Removing dates and all junks from texts using R

Question

I am cleaning a huge dataset made up of tens of thousands of texts using R. I know regular expression will do the job conveniently but I am poor in using it. I have combed stackoverflow but could not find solution. This is my dummy data:

foo_data <- c("03 / 05 / 2016 Education is good: WO0001982", 
              "04/02/2016 Health is a priority: WAI000553",
              "09/ 08/2016 Economy is bad: 2031CE8D", 
              ": : 21 / 05 / 13: Vehicle license is needed: DPH2790 ")

I want to remove all the dates, punctuations and IDs and want my result to be this:

[1] "Education is good"        
[2] "Health is a priority"     
[3] "Economy is bad"           
[4] "Vehicle license is needed"

Any help in R will be appreciated.

Answer 1

I think specificity is in order here:

First, let's remove the date-like strings. I'll assume either mm/dd/yyyy or dd/mm/yyyy, where the first two can be 1-2 digits, and the third is always 4 digits. If this is variable, the regex can be changed to be a little more permissive:

foo_data2 <- gsub("\\d{1,2}\\s*/\\s*\\d{1,2}\\s*/\\s*\\d{4}", "", foo_data)
foo_data2
# [1] " Education is good: WO0001982"        " Health is a priority: WO0002021"     " Economy is bad: WO001999"            " Vehicle license is needed: WO001050"

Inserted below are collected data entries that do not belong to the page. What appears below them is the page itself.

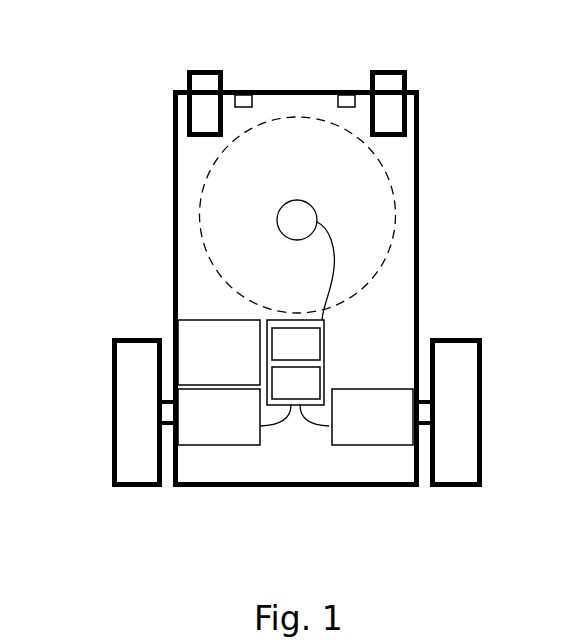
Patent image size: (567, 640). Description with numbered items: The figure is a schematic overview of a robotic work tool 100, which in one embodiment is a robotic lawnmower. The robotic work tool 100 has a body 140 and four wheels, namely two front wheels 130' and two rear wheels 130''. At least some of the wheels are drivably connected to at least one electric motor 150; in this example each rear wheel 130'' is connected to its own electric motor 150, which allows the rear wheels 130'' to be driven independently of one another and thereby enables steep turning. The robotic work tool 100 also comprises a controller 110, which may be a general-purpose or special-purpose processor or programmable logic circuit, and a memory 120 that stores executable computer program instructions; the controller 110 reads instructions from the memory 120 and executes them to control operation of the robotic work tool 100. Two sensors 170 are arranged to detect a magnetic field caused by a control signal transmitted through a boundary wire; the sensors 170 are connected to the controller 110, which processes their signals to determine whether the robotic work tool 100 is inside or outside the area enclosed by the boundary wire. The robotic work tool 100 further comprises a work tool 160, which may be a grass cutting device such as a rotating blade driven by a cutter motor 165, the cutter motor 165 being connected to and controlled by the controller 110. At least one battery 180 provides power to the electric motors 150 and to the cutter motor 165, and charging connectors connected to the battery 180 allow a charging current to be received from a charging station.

The robotic work tool 100 is at (173, 137).
The controller 110 is at (324, 342).
The memory 120 is at (323, 383).
The front wheels 130' is at (355, 131).
The rear wheels 130'' is at (258, 460).
The body 140 is at (195, 487).
The electric motor 150 is at (337, 427).
The work tool 160 is at (207, 257).
The cutter motor 165 is at (277, 222).
The sensor 170 is at (325, 90).
The battery 180 is at (190, 342).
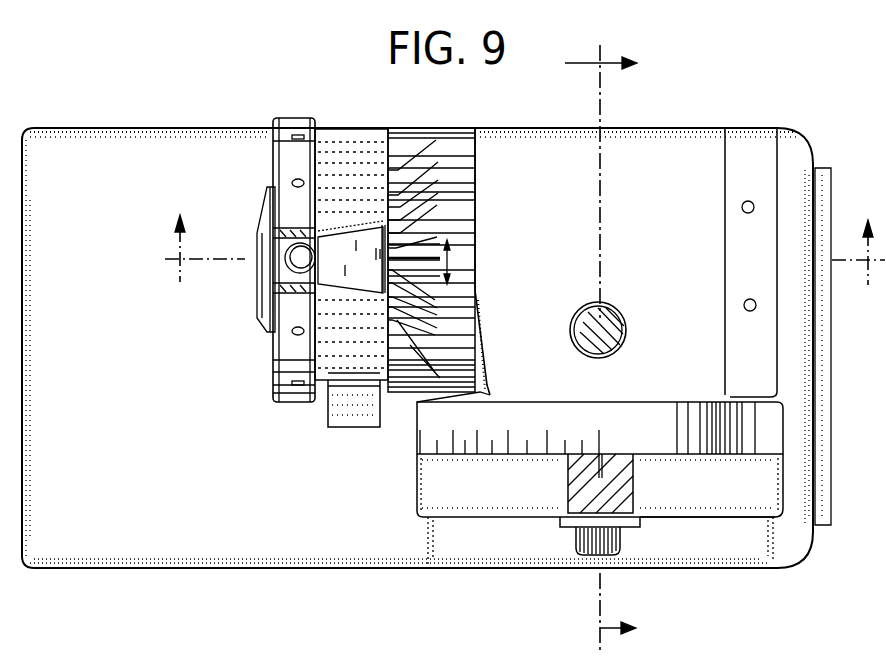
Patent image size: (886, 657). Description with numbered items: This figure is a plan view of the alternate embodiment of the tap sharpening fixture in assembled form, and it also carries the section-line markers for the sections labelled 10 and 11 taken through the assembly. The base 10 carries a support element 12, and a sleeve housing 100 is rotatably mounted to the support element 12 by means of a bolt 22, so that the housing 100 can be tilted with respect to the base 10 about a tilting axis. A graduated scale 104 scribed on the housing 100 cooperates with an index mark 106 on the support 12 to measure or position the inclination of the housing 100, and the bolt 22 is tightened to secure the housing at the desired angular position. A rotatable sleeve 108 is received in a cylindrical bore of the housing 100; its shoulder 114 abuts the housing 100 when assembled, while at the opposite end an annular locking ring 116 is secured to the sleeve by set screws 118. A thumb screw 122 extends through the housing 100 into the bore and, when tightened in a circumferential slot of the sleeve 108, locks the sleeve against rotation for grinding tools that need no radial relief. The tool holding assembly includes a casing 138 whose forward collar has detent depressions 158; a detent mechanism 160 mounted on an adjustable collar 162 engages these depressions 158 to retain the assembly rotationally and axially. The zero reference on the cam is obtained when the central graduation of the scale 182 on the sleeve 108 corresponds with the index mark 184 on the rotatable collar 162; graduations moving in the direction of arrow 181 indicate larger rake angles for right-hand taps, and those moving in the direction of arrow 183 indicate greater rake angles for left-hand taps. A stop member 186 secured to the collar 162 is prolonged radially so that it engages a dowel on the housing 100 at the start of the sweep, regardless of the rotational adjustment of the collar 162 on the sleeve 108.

The base 10 is at (148, 521).
The section line 11- 11 is at (588, 347).
The support element 12 is at (707, 493).
The bolt 22 is at (622, 546).
The sleeve housing 100 is at (670, 132).
The graduated scale 104 is at (571, 437).
The index mark 106 is at (603, 477).
The rotatable sleeve 108 is at (428, 128).
The shoulder 114 is at (487, 130).
The annular locking ring 116 is at (762, 130).
The set screws 118 is at (746, 300).
The thumb screw 122 is at (613, 312).
The casing 138 is at (293, 126).
The detent depressions 158 is at (293, 181).
The detent mechanism 160 is at (294, 260).
The adjustable collar 162 is at (343, 163).
The arrow 181 is at (476, 249).
The scale 182 is at (449, 250).
The arrow 183 is at (450, 282).
The index mark 184 is at (378, 253).
The stop member 186 is at (342, 404).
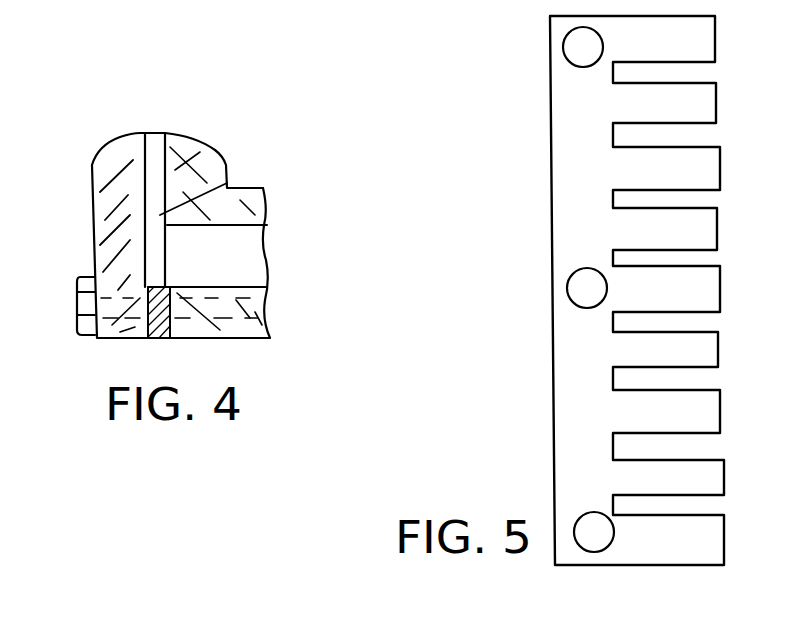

From here, the abbreviations seem rather easy to remove, as the other answers have demonstrated. You have not specified if the abbreviation is hard-coded to be anything after a colon, numbers prepended with "WO", or just some one-word combination of letters and numbers. Those could be:

gsub(":.*", "", foo_data2)
# [1] " Education is good"         " Health is a priority"      " Economy is bad"            " Vehicle license is needed"
gsub("\\bWO\\S*", "", foo_data2)
# [1] " Education is good: "         " Health is a priority: "      " Economy is bad: "            " Vehicle license is needed: "
gsub("\\b[A-Za-z]+\\d+\\b", "", foo_data2)
# [1] " Education is good: "         " Health is a priority: "      " Economy is bad: "            " Vehicle license is needed: "

The : removal should be straight forward, and using trimws(.) will remove the leading/trailing spaces.

This can obviously be combined into a single regex (using the logical | with pattern grouping) or a single R call (nested gsub) without complication, I kept them broken apart for discussion.

I think https://stackoverflow.com/a/22944075/3358272 is a good reference for regex in general, note that while that page shows many regex things with single-backslashes, R requires all of those use double-backslashes (e.g., \d in regex needs to be \\d in R). The exception to this is if you use R-4's new raw-strings, where these two are identical:

"\\b[A-Za-z]+\\d+\\b"
r"(\b[A-Za-z]+\d+\b)"

Answer 2

Using stringr try this:

library(stringr)
library(magrittr)

str_remove_all(foo_data, "\\/|\\d+|\\: WO") %>% 
  str_squish()

#> [1] "Education is good"         "Health is a priority"     
#> [3] "Economy is bad"            "Vehicle license is needed"

^{Created on 2021-04-22 by the reprex package (v2.0.0)}

data

foo_data <- c("03 / 05 / 2016 Education is good: WO0001982", "04/02/2016 Health is a priority: WO0002021",
              "09/ 08/2016 Economy is bad: WO001999", "09/08/ 2016 Vehicle license is needed: WO001050")

Answer 3

foo_data <- c("03 / 05 / 2016 Education is good: WO0001982", "04/02/2016 Health is a priority: WO0002021",
              "09/ 08/2016 Economy is bad: WO001999", "09/08/ 2016 Vehicle license is needed: WO001050")
gsub(".*\\d{4}[[:space:]]+(.*):.*", "\\1", foo_data)
#> [1] "Education is good"         "Health is a priority"     
#> [3] "Economy is bad"            "Vehicle license is needed"

^{Created on 2021-04-22 by the reprex package (v2.0.0)}